The largest known animal to ever exist on Earth - with hearts the size of small cars - uses New Zealand waters as an important migratory route.
Reaching up to 30m in length and weighing up to 200 tonnes, Antarctic blue whales are larger than the biggest dinosaurs ever were.
The species' critically-endangered population today - an estimated 3000 - is a fraction of the 200,000 thought to have existed before the whales were hunted to the brink of extinction last century.

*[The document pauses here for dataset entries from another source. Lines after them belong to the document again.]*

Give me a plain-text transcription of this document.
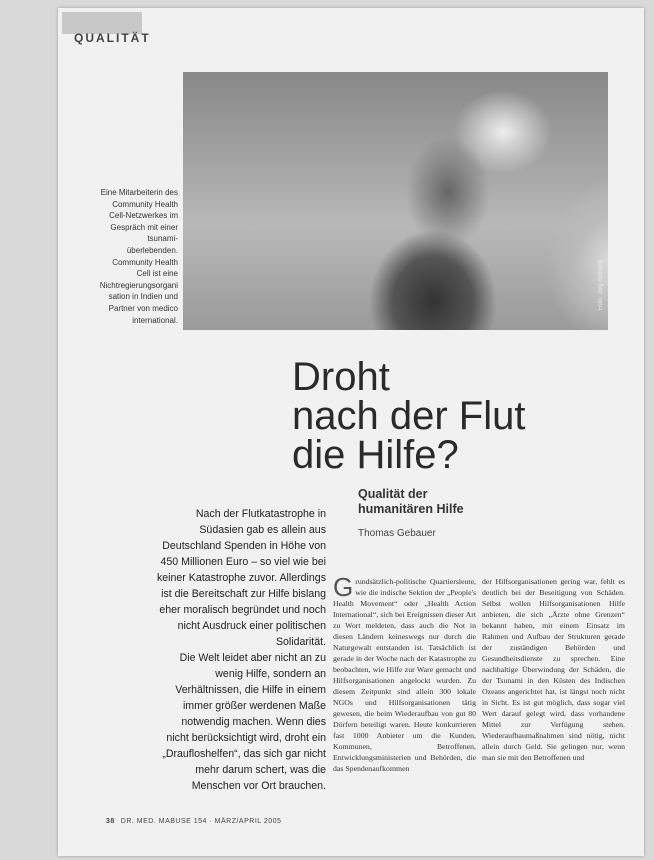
QUALITÄT
Foto: Jörg Böthling
Eine Mitarbeiterin des Community Health Cell-Netzwerkes im Gespräch mit einer tsunami-überlebenden. Community Health Cell ist eine Nichtregierungsorganisation in Indien und Partner von medico international.
Droht
nach der Flut
die Hilfe?
Qualität der
humanitären Hilfe
Thomas Gebauer
Nach der Flutkatastrophe in
Südasien gab es allein aus
Deutschland Spenden in Höhe von
450 Millionen Euro – so viel wie bei
keiner Katastrophe zuvor. Allerdings
ist die Bereitschaft zur Hilfe bislang
eher moralisch begründet und noch
nicht Ausdruck einer politischen
Solidarität.
Die Welt leidet aber nicht an zu
wenig Hilfe, sondern an
Verhältnissen, die Hilfe in einem
immer größer werdenen Maße
notwendig machen. Wenn dies
nicht berücksichtigt wird, droht ein
„Draufloshelfen“, das sich gar nicht
mehr darum schert, was die
Menschen vor Ort brauchen.
Grundsätzlich-politische Quartiersleute, wie die indische Sektion der „People's Health Movement“ oder „Health Action International“, sich bei Ereignissen dieser Art zu Wort meldeten, dass auch die Not in diesen Ländern keineswegs nur durch die Naturgewalt entstanden ist. Tatsächlich ist gerade in der Woche nach der Katastrophe zu beobachten, wie Hilfe zur Ware gemacht und Hilfsorganisationen angelockt wurden. Zu diesem Zeitpunkt sind allein 300 lokale NGOs und Hilfsorganisationen tätig gewesen, die beim Wiederaufbau von gut 80 Dörfern beteiligt waren. Heute konkurrieren fast 1000 Anbieter um die Kunden, Kommunen, Betroffenen, Entwicklungsministerien und Behörden, die das Spendenaufkommen
der Hilfsorganisationen gering war, fehlt es deutlich bei der Beseitigung von Schäden. Selbst wollen Hilfsorganisationen Hilfe anbieten, die sich „Ärzte ohne Grenzen“ bekannt haben, mit einem Einsatz im Rahmen und Aufbau der Strukturen gerade der zuständigen Behörden und Gesundheitsdienste zu sprechen. Eine nachhaltige Überwindung der Schäden, die der Tsunami in den Küsten des Indischen Ozeans angerichtet hat, ist längst noch nicht in Sicht. Es ist gut möglich, dass sogar viel Wert darauf gelegt wird, dass vorhandene Mittel zur Verfügung stehen. Wiederaufbaumaßnahmen sind nötig, nicht allein durch Geld. Sie gelingen nur, wenn man sie mit den Betroffenen und
38 DR. MED. MABUSE 154 · MÄRZ/APRIL 2005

Now, a new study has shown how the ocean giants follow a route running through the South Taranaki Bight - also frequented by a blue whale species recently shown to be genetically distinct from those in the Pacific and Southern oceans.
Both species faced a range of threats, from climate change and plastic pollution through to ship strike and noise created by oil and gas exploration, which disrupted their communication.
In 2017, for instance, scientists captured recordings from an oil survey ship letting off seismic blasts every eight seconds, which was enough to drown out the blue whale's call.
In the new study, published today in the journal Frontiers of Marine Science, scientists used hydrophones anchored at the bottom of the ocean around central New Zealand.
They picked up the whales' low-frequency calls, which could be heard across hundreds of kilometres, to monitor their locations.
The whales were in their greatest numbers over winter, when they were northbound to warmer waters to breed, but also in spring, as they were returning from Antarctica to feed.
The big creatures were also detected to a lesser extent offshore from Kaikōura and Wairarapa.
"This research shows that New Zealand waters provide an important habitat for these incredible creatures," said the study's lead author, Dr Victoria Warren, of the University of Auckland's Institute of Marine Science.
"These animals are critically endangered, and we need to do everything we can to protect them."
The acoustic data pointed to the possibility that Antarctic blue whales may breed in New Zealand waters, since their calls were heard during the breeding season of September and October, but the evidence wasn't conclusive.
Kiwis might on rare occasion spot an Antarctic blue whale, but the creatures were notoriously difficult to distinguish – visually, at least – from the somewhat smaller, but still huge, pygmy blue whales.
To get a clearer picture of the habits of both types of blue whale, scientists eaves-dropped via microphones deployed at depths ranging from 100m to 1500m.
While identifying the sub-species visually could be difficult, it was more straightforward when relying on sound.
The data revealed that pygmy blue whales seem to congregate in the South Taranaki Bight, especially between March and May.
Underwater microphones were deployed in 2016 at four locations around central New Zealand - the South Taranaki Bight, Cook Strait, and off the coasts of Kaikōura and Wairarapa – and in 2017 at three of those locations.
Over 106 days, a total of 20,751 blue whale calls were detected, with both of the sub-species turning up at all of the locations.
"This research really illustrated the value of long-term deployments of underwater microphones, for monitoring rare and hard-to-observe animals such as large migratory whales," study co-author and fellow University of Auckland researcher Associate Professor Rochelle Constantine said.
The study also involved scientists from Niwa, Texas A&M University in the US, and acoustic monitoring firm JASCO Applied Sciences in Australia.